Отъезд Жени в Ярославль, как только он кончил университет, обусловливался желанием покинуть Москву.
Оба брата, такие дружные и близкие, вместе в гимназии еще пережившие период религиозных сомнений, и засим возвращения к вере и увлечения философией, были вместе с тем совершенно различными натурами. Сережа живой, отзывчивый на все, Женя – однодум, всецело с головой уходивший в то, чем интересовался в данную минуту, рассеянный и ничего не замечавший, что делается вокруг него. Почему-то в юные года братьев, мама́ и ее сестра думали, что у Сережи одного настоящее призвание философа, а Женя по существу должен быть общественным деятелем, и будто увлечение философией у него наносное, от Сережи. Это глубоко задевало Женю и было совершенно неверно. Занятие философией переживалось им не менее глубоко, чем Сережей, и ощущалось им, как основной двигатель жизни, в том же религиозном освещении, которое было присуще обоим братьям. Последующая жизнь и того и другого была достаточным оправданием верно понятого каждым из них призвания.

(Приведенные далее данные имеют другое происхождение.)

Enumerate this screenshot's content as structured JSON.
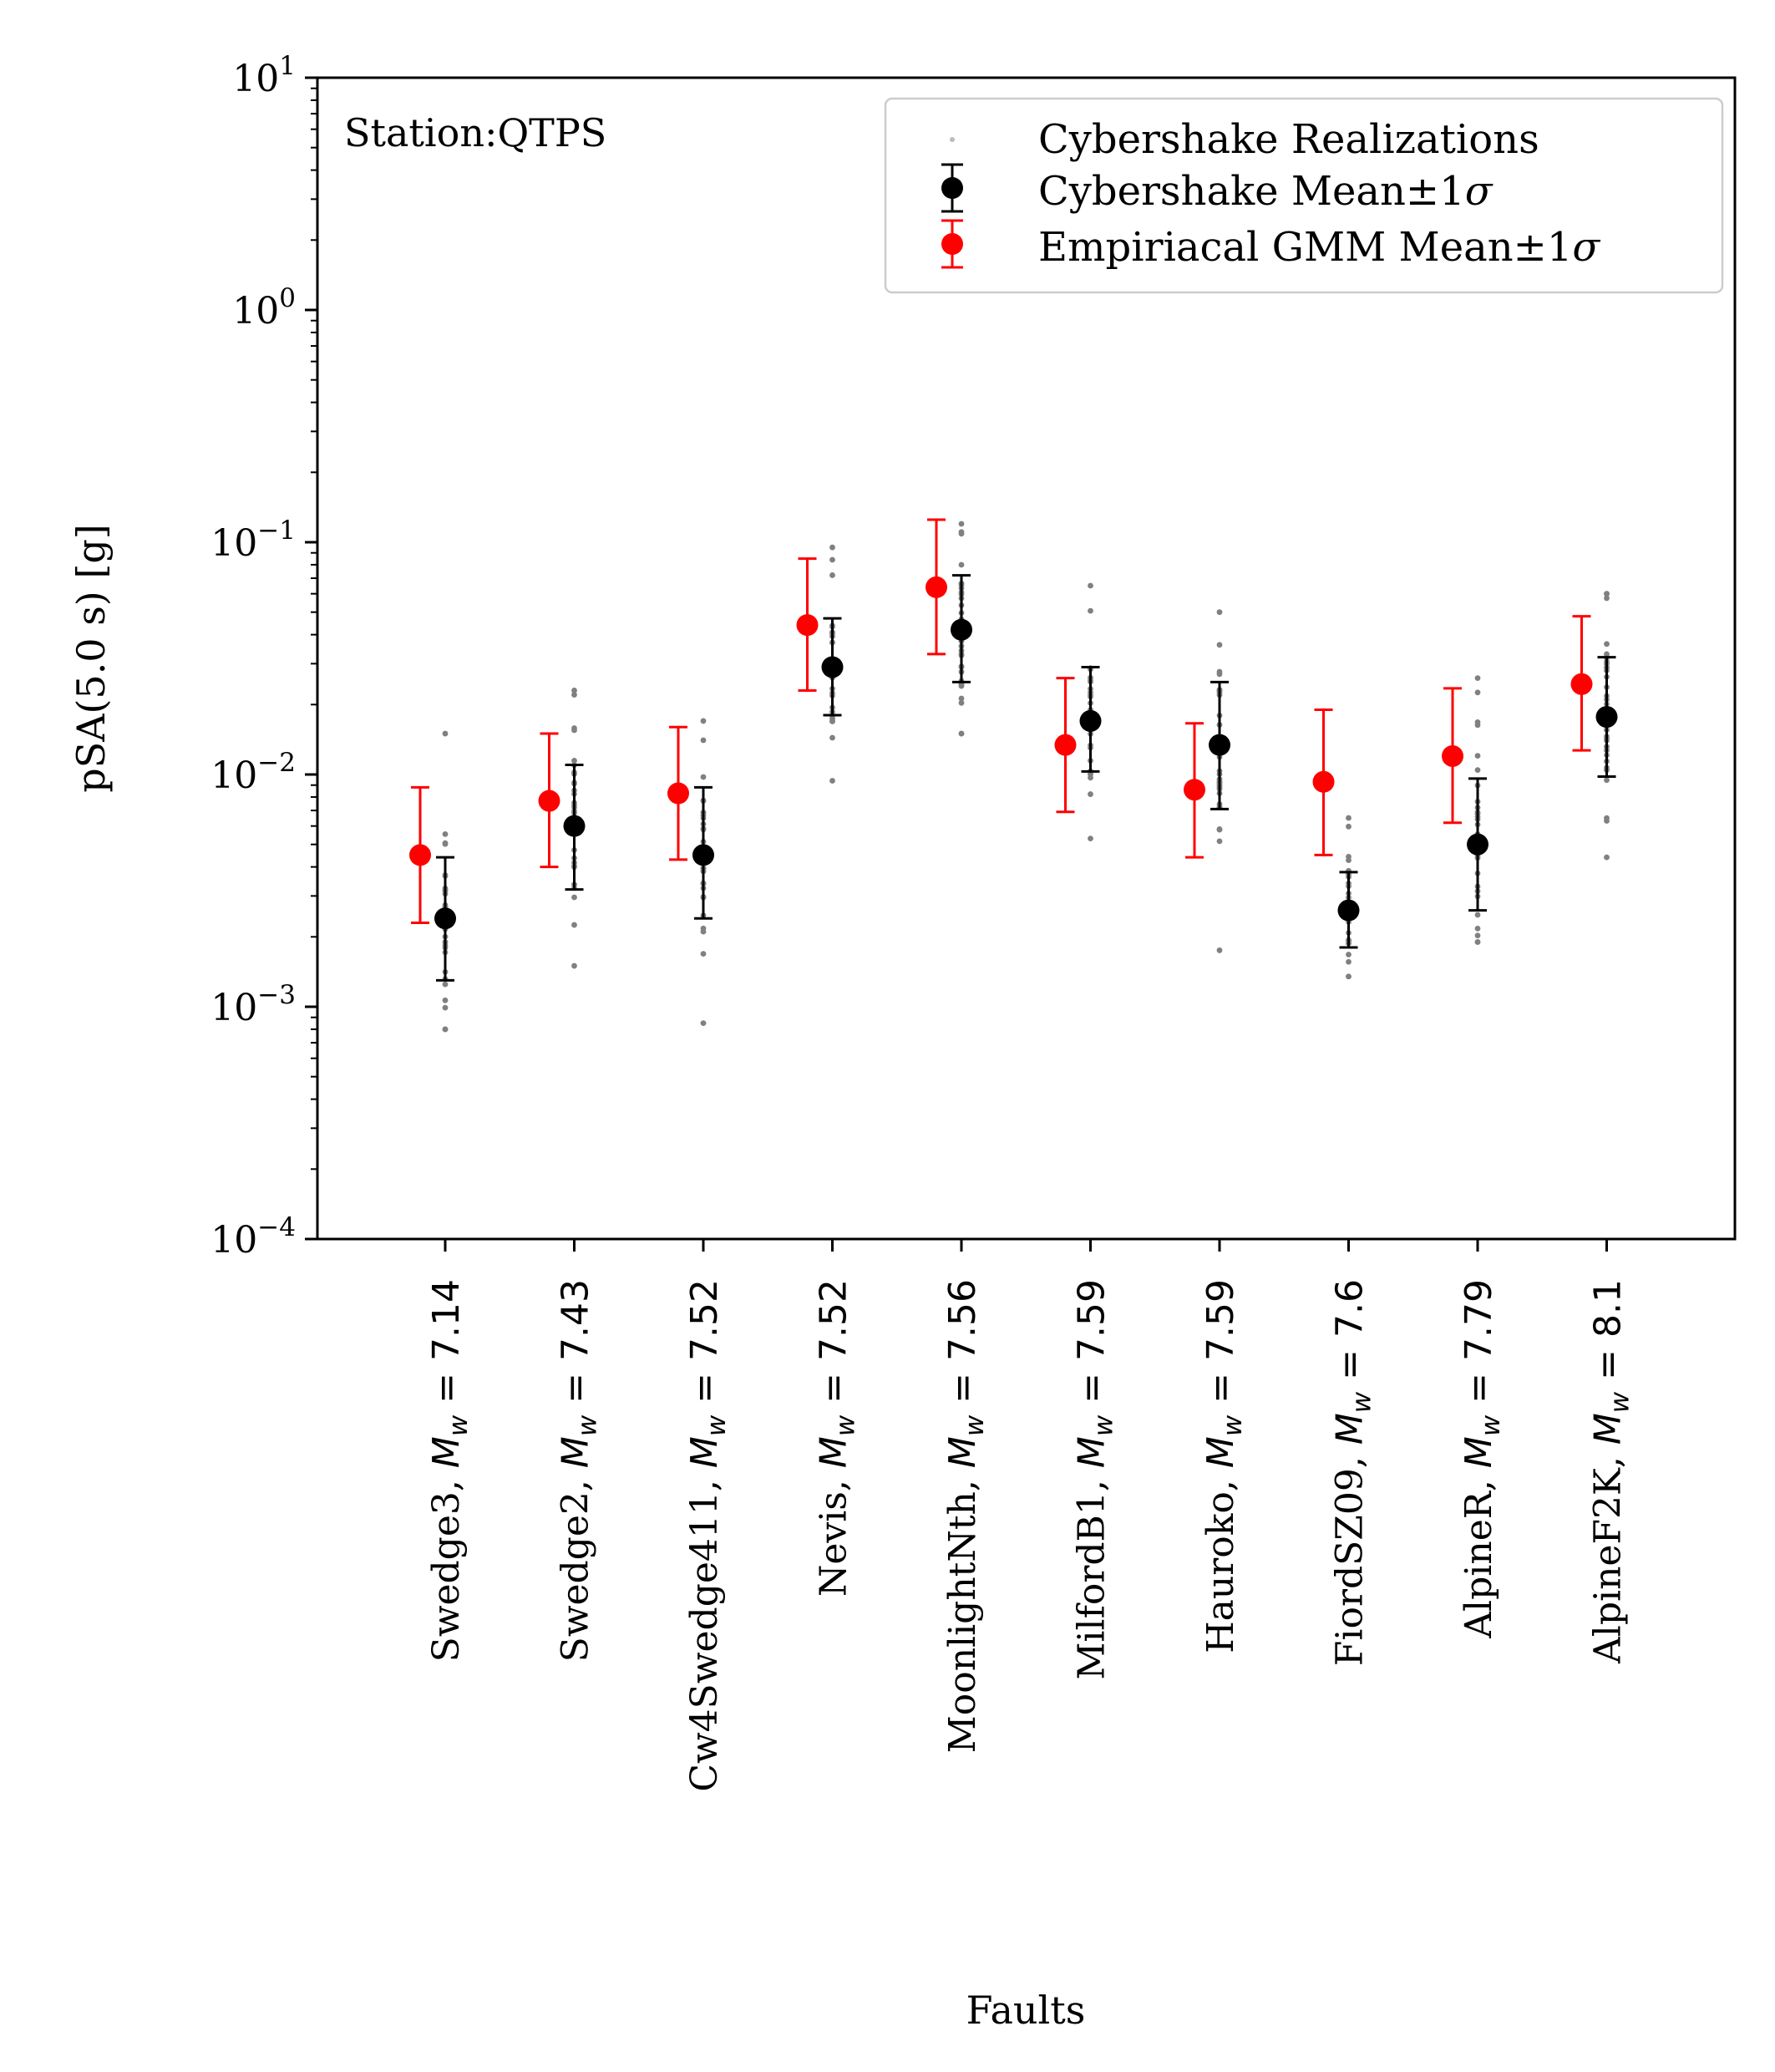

Оба брата имели души чистые, пламеневшие Богу, оба были одарены, но у каждого был свой характер дарования. Чуткий Сережа всеми порами воспринимал жизнь и отзывался на нее. Это составляло его особенную свойственную ему прелесть и налагало печать на характере его творчества, полный созвучия с окружавшим его миром и людьми. Женя уходил в себя и в своей душе находил источник своего вдохновения. У него может быть меньше было в этом отношении коррективов против односторонностей в оценках живой действительности. Его ум был более отвлеченный. Увлекаясь какой-нибудь идеей, он иногда не замечал фактов, которые ей противоречили. Но он был человеком высокого духовного склада, и поэтому нередко его взгляды и оценки находили оправдание в более отдаленной исторической перспективе, чем в применении к текущей действительности.
Оба были просты, без всякой позы, но у Жени была какая-то своя особая простота – дар Божий. Он был похож на великолепную неотесанную глыбу гранита. Он и в обществе сидел всегда так, как если бы кругом никого не было. Он был немножко первобытным человеком. Никакие впечатления и мысли никогда не были скрыты у него. Один, или в обществе он продолжал жить поглощавшей его мыслью, и на его лице слишком ясно написана бывала скука и желание отсидеть положенный срок, если общество, в котором он находился, не отвечало его интересам. Высокие думы, которыми он жил, накладывали какую-то важность и сосредоточенность на его облике; он был высокого роста, красив, с тонкими благородными чертами лица и прекрасными голубыми глазами, но никогда не сознавал себя красивым и в молодости не чувствовал впечатления, которое производил, как вообще не замечал того, что вокруг него делалось. Он всегда и всюду жил своей внутренней жизнью, и в нем органически отсутствовала всякая деланность, эту простоту и непосредственность он унаследовал от Папа. Зато, когда ему бывало весело, то он покатывался со смеха, иногда сгибаясь до колен. Где бы он ни сидел, у него почему-то всегда одна из штанин подымалась почти до колена; он левой рукой чесал правое ухо, словом трудно было представить себе более цельного непосредственного человека, со счастливой ясной и чистой душой.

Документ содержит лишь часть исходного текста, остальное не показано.